Yen soars after Bank of Japan's Kuroda says currency already 'very weak'

By Reuters

Jun 10, 2015 07:18 AM EDT

The yen surged to a two-week high against the dollar on Wednesday, after the head of the Bank of Japan said the currency was unlikely to fall further because it was already "very weak", prompting investors to trim huge bets against the yen.

Analysts said the comments suggest that the BoJ may have started the long process of preparing the market for a time when the Japanese economy will need less monetary stimulus.

The comments from Haruhiko Kuroda, made to a lower house financial affairs committee, lifted the yen from last week's 13-year trough of 125.86 per dollar JPY=.

Hit by the yen's advance and a euro boosted by rapidly rising European bond yields, the dollar slipped to a three-week low against a basket of major currencies of 94.330 .DXY.

In the minutes after Kuroda's comments, the dollar fell more than two yen to as low 122.50JPY=, its weakest since May 27. It was last down 1.3 percent at 122.82 JPY=, putting it on track for its biggest daily loss against the yen for six months.

"It looks like in the G7 meeting there was a lot of conversation about the speed of the dollar's rise as the Fed begins normalizing policy later this year," BMO Capital Markets' European head of FX policy, Stephen Gallo, said.

"As far as the Japanese are concerned, it's an effort on their part to prevent a rehash of 2013-2014 when growth slowed sharply despite, and possibly because, the yen weakened so rapidly."

The yen has fallen largely as a side effect of the BOJ's massive quantitative easing, aimed at overcoming deflation. Some Japanese policymakers have recently expressed concern about the yen's decline for fear this could raise import prices too quickly or become a source of trade friction.

Earlier, Kuroda had told Japanese lawmakers that the dollar may not necessarily rise versus the yen if the Federal Reserve raises interest rates as traders may have already priced the possibility of a rate hike into the market.

As 10-year German Bund yields topped 1 percent for the first time since September, narrowing the spread between them and the equivalent 10-year U.S. Treasury yields to its tightest in four months, the euro soared by 0.8 percent to a three-week peak of $1.1374EUR=.

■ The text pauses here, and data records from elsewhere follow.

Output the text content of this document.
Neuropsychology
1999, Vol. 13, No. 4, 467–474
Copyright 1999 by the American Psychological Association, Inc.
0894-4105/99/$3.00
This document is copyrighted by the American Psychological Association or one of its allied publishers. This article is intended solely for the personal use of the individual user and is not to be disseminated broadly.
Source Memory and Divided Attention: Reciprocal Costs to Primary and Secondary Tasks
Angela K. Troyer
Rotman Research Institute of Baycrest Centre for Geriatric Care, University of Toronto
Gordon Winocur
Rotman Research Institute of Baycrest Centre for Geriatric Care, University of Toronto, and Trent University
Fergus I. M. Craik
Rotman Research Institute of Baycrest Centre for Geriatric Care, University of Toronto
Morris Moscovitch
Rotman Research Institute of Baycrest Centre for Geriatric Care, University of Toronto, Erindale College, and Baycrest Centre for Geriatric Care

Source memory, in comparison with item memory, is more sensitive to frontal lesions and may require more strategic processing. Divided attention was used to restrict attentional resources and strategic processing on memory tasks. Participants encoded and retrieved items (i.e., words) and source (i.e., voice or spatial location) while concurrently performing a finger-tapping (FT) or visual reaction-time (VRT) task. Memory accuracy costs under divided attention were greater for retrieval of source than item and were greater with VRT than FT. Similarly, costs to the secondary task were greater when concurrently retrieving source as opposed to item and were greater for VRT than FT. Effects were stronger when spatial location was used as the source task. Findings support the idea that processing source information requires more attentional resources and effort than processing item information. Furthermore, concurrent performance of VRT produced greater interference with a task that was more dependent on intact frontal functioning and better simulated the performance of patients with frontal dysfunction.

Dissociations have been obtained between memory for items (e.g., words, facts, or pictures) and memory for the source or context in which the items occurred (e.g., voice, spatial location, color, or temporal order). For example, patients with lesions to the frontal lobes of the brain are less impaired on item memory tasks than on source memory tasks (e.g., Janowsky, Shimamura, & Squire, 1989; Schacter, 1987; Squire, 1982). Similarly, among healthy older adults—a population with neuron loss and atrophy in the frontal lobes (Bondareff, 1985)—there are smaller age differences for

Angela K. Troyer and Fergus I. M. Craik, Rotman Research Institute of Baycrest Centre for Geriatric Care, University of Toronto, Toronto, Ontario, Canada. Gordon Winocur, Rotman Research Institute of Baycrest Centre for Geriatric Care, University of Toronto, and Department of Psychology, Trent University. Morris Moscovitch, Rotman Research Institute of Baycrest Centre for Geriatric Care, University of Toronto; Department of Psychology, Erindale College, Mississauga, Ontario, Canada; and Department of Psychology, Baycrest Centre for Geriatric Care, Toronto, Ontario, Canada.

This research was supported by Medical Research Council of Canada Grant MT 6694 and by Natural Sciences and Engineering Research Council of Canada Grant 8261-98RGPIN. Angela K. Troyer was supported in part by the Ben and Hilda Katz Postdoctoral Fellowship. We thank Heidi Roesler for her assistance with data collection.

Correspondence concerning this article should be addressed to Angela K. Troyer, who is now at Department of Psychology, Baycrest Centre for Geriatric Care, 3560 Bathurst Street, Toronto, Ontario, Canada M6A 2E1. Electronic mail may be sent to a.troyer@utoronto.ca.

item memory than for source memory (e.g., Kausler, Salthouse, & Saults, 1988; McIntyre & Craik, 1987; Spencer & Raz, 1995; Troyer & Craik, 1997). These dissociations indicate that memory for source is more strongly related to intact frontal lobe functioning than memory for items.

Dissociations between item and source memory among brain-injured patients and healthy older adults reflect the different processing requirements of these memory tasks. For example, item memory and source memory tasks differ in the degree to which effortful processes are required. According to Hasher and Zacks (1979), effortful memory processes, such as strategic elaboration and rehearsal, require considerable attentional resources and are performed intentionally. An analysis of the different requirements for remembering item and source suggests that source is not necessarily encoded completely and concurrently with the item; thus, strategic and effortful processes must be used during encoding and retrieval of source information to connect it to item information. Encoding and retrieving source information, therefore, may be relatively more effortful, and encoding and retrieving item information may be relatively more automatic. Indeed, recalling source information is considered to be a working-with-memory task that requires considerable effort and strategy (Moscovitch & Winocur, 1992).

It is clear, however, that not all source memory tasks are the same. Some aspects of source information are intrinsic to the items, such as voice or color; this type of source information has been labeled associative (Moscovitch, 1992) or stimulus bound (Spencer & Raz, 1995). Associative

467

Short-term market focus has turned again to Greece, which has entered a decisive phase this week in its talks with creditors to agree on a solution to its debt crisis.

"Failure to agree this week would likely make it difficult to have a smooth resolution before the end of June, partly because another extension of the program would require the approval of some national parliaments," Barclays strategists wrote.